Here’s another sign that we might be in the most f-cked up timeline – the show that was supposed to be the least messy, the most organised, a show that was all about showing your work, is currently a total sh-tshow, the opposite of good work: Jeopardy! and the whole Mike Richards mess.  

 

On the other hand, a person who has been showing her work is Claire McNear for The Ringer, whose reporting on the Jeopardy! situation and Mike Richards’s qualifications to take over as permanent host succeeding the icon Alex Trebek – or lack thereof – has been the driving source behind what has ensued. As the kids say these days, Claire understood the assignment and her assignment ended up exposing to the audience that Mike Richards does not get the assignment.  

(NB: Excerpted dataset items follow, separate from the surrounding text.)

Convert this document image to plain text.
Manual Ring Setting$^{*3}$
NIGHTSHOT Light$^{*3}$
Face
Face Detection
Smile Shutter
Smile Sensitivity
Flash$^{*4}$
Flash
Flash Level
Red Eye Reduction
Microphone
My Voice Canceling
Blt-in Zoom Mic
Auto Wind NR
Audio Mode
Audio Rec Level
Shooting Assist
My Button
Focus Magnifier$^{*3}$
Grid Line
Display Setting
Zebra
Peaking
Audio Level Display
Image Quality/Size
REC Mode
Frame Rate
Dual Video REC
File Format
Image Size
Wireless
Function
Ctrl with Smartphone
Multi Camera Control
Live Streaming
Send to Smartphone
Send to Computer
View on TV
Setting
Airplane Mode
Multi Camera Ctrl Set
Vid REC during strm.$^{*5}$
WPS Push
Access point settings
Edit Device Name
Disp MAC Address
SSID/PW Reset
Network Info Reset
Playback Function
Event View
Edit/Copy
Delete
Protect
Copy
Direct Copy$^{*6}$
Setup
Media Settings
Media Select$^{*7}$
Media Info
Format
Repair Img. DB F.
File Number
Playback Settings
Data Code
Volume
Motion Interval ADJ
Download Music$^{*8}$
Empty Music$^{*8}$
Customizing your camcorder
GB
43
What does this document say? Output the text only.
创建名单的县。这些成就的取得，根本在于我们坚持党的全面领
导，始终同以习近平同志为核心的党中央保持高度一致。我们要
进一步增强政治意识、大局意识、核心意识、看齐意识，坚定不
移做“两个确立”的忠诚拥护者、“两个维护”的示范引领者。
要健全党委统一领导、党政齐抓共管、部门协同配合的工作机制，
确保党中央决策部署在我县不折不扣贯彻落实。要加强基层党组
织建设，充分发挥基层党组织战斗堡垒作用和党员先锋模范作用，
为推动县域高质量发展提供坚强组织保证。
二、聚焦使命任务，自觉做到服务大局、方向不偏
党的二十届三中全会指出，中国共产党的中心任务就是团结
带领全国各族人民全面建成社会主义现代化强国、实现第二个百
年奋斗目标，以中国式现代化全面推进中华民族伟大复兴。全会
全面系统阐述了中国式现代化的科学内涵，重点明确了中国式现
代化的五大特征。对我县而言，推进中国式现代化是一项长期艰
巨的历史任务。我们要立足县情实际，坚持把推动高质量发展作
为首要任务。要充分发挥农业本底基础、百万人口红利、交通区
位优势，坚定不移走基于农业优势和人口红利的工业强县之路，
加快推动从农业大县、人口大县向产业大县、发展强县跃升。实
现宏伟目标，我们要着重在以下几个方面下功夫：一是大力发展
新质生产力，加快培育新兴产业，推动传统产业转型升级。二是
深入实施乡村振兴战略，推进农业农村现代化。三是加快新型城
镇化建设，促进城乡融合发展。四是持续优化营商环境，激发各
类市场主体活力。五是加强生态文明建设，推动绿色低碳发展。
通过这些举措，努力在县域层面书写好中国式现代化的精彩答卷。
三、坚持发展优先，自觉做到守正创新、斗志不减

But this is not just on Mike Richards. I mean, yeah, as the executive producer of Jeopardy! and someone who we now know always actually wanted to be on camera, in any capacity, Mike Richards is shady as f-ck. But there was poor decision-making on the part of the people above him too. A production company and a television studio signed off on this. And now the fans feel betrayed, along with, reportedly, many Jeopardy! staff members who feel blindsided by this whole process  

 

As Josef Adalian notes in a piece for Vulture published yesterday, this has resulted in the tarnishing of the Jeopardy! reputation, so much of which was built by the stalwart legend that was the face of it for so many decades. Alex Trebek was such a fixture, so effective and beloved, specifically because he always prioritised the show over his own spotlight. It was Alex who was always the first crusader for the quality of the show and its values (study, strategy, and speed), over and above his own celebrity. Alex was in it for the work, and if the work was great, well then he didn’t have to worry about his career and his fame.  

So in the days following his death, for Jeopardy! fans, it was about finding someone who respected the essence of what made Jeopardy! Jeopardy!. This is why there was so much momentum behind LeVar Burton – because he’d proven over decades, like Alex, that his default commitment is to information, to knowledge, and to learning. That’s also why Aaron Rodgers also impressed Jeopardy! viewers. It was obvious how much he prepared, how much research he did, that he was a student of the show, that he was honouring the spirit of the show.  

 

So the people who are now telling Josef Adalian in Vulture that what Mike Richards and the power players behind Jeopardy! have done is essentially sh-t on Alex’s legacy? They’re not wrong. Because this was SO avoidable. On every f-cking level, Mike Richards, even for someone with no television experience coming off the street cold, would know that he wasn’t the right choice.  

They now have to reverse course. Ken Jennings is now supposedly the frontrunner for the role. He’s familiar to the audience, of course, and the thinking may be that after all this tumult, Ken is exactly what they need perhaps as a source of comfort. But is that enough to restore the trust? That’s the thing about a show like Jeopardy! that’s been around for so long – people TRUSTED everything about it: the host, the answer and question format, the FACTS.  

Trust seems to be going extinct, and Jeopardy! had the distinction of being a program people trusted, they relied on it. Jeopardy! leadership already had big work ahead of them with their succession plan – and now they’ve made their own job even harder by having to come up with a new succession plan AND restore trust, if that’s even possible at this point.